Under the settlement, the three utilities that own the generating station — We Energies of Milwaukee, Madison Gas & Electric of Madison and Wisconsin Public Power Inc. of Sun Prairie — agreed to the following:

– Funding $4 million per year from 2010 through 2035 for projects to address water quality issues in Lake Michigan such as invasive species, polluted runoff, toxic loadings, and habitat destruction;

– Purchase or construct 15 megawatts of solar generation by Jan. 1, 2015; and

– Support legislative efforts to establish a renewable energy portfolio standard of 10 percent by 2013 and 25 percent by 2025.

We Energies will also retire two coal-fired units in Presque Isle, Michigan and ask the Public Service Commission of Wisconsin for approval to construct 50 megawatts of 100 percent biomass-fueled power in Wisconsin.
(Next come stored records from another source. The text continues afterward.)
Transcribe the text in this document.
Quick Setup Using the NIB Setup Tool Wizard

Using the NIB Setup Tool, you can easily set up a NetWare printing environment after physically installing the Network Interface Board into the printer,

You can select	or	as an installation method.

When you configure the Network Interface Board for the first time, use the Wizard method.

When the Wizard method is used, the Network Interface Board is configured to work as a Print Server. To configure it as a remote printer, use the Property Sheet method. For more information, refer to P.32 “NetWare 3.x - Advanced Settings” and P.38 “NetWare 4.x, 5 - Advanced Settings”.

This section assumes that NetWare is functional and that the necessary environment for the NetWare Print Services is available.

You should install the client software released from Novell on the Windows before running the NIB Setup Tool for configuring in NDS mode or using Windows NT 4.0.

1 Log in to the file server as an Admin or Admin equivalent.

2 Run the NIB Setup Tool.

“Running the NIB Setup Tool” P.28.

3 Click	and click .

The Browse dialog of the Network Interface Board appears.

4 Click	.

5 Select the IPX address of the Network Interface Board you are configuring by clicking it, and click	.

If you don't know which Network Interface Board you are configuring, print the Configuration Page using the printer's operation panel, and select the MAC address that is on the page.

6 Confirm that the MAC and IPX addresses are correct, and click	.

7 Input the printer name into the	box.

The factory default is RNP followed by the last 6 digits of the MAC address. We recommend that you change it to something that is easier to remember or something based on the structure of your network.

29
In a media release, Mark Redsten, Exeuctive Director, of Clean Wisconsin said:

“We’re happy to have reached an agreement that has significant benefits for both the lake and the fight against global warming. These environmental protections help ensure Lake Michigan is a healthy natural resource for generations to come.”

From a separate release from the Sierra Club:

“In the long run, this agreement will result in dramatic improvements to the overall health of Lake Michigan and will contribute to the development of renewable energy sources such as solar and biomass,” said Jennifer Feyerherm, Wisconsin Clean Energy Campaign Director.

“It will help us address two of the most critical issues of our time—climate change and protection of one of the world’s greatest freshwater natural resources.”